Message Queuing Security Services
Message Queuing provides the following security services:
Message authentication provides a way to ensure message integrity and a way to verify who sent the message. Authenticating for message integrity ensures that no one has tampered with the message or changed its content. When authentication is requested, the Message Queuing runtime digitally signs the message when it is sent, and the destination queue manager verifies the digital signature before it places the message in the destination queue. Once message integrity is established, Message Queuing verifies who sent the message.
Security descriptors provide a way to regulate access to queues using the access control model that governs access to all securable objects in Windows. According to this model, specific operations on queues can be restricted to specific users or groups of users, called trustees. The queue operations that can be restricted include creating, deleting, and opening the queue (for sending messages to and reading messages from the queue). Operations also include getting and setting the queue's properties and security descriptor.
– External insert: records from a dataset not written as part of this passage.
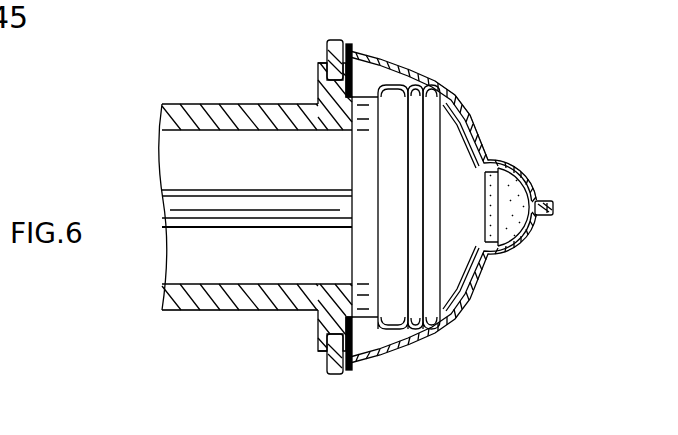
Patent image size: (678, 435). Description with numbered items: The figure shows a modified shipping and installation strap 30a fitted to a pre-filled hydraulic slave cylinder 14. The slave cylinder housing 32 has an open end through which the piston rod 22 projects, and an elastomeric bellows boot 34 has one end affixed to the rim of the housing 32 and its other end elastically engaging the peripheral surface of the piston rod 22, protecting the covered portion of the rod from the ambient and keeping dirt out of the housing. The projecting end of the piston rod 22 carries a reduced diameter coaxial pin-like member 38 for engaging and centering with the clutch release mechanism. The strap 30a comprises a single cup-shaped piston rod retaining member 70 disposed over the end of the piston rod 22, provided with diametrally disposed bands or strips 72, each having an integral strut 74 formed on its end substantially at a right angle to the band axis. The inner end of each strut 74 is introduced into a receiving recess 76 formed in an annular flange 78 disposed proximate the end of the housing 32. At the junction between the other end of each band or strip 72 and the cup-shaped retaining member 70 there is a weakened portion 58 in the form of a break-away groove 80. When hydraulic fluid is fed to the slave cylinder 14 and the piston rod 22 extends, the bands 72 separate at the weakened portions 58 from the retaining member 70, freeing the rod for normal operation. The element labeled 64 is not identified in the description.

The slave cylinder 14 is at (232, 103).
The piston rod 22 is at (266, 212).
The slave cylinder housing 32 is at (244, 303).
The elastomeric bellows boot 34 is at (394, 95).
The pin-like member 38 is at (537, 214).
The weakened portion 58 is at (500, 140).
The nozzle 64 is at (550, 206).
The cup-shaped piston rod retaining member 70 is at (530, 180).
The bands or strips 72 is at (452, 95).
The strut 74 is at (338, 40).
The receiving recess 76 is at (326, 66).
The annular flange 78 is at (318, 95).
The break-away groove 80 is at (499, 158).
The shipping and installation strap 30a is at (489, 116).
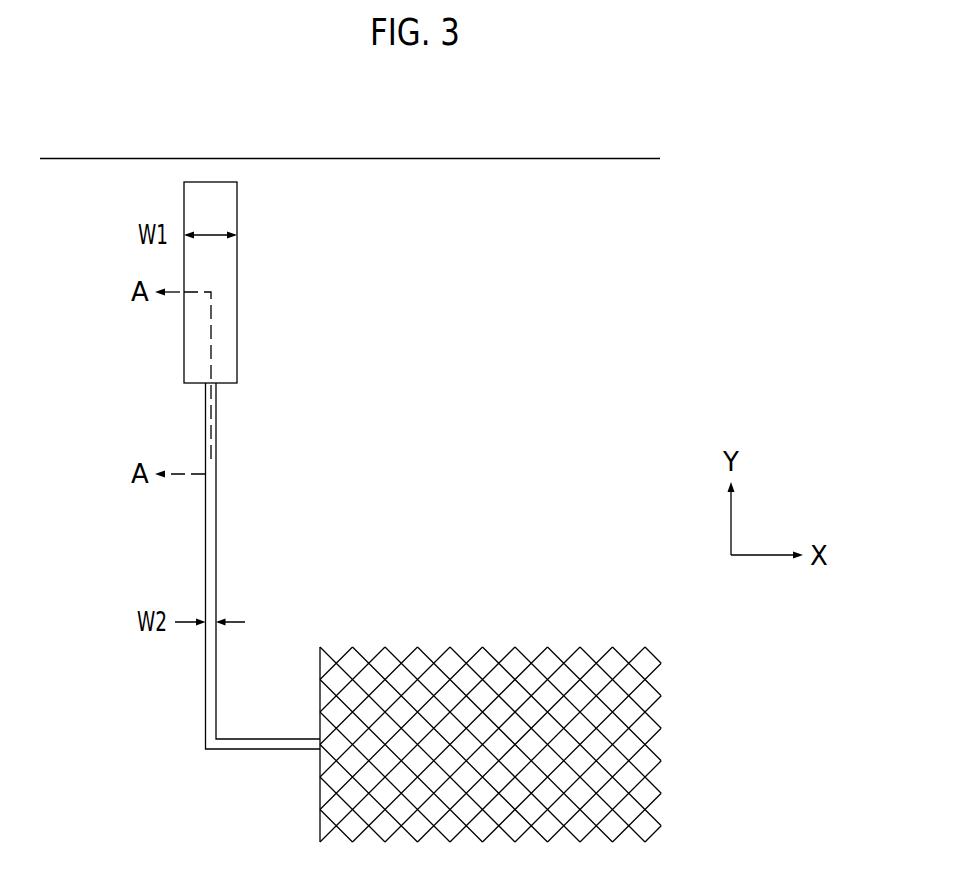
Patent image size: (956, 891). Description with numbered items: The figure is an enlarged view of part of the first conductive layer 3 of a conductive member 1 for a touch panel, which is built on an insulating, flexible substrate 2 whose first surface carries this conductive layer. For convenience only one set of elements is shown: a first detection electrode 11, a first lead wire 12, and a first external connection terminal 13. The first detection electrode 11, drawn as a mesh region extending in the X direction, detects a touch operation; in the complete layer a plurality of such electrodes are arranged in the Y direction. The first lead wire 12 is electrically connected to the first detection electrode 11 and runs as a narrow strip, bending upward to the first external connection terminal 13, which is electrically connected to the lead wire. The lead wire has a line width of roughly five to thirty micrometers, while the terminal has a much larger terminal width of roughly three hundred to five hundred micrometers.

The conductive member for a touch panel 1 is at (622, 137).
The substrate 2 is at (477, 206).
The first conductive layer 3 is at (125, 548).
The first detection electrode 11 is at (320, 808).
The first lead wire 12 is at (210, 713).
The first external connection terminal 13 is at (212, 207).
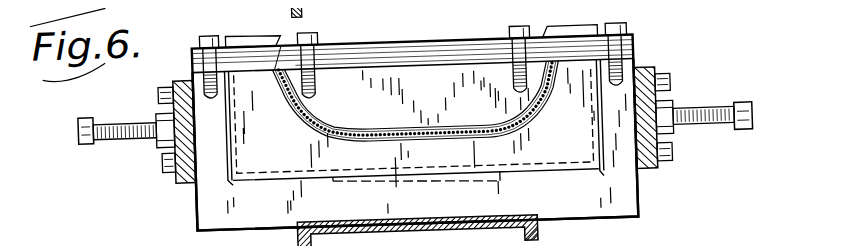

Encryption services provides a secured channel for sending private, 40-bit or 128-bit encrypted messages throughout your enterprise. When private messages are sent, Message Queuing ensures that the body of the messages are kept encrypted from the moment they leave the source queue manager to the moment they reach their destination queue manager. An encrypted message can be decrypted only by the destination queue manager or a connector application.
Auditing services provides a way to audit access operations for the queues in your Message Queuing enterprise. The operations that you can audit include creating a queue, opening a queue, setting or retrieving queue properties, and deleting a queue.
Hardened MSMQ mode enhances the security of MSMQ 3.0 computers running on the Internet by supporting scenarios that employ only HTTP (SRMP) messages.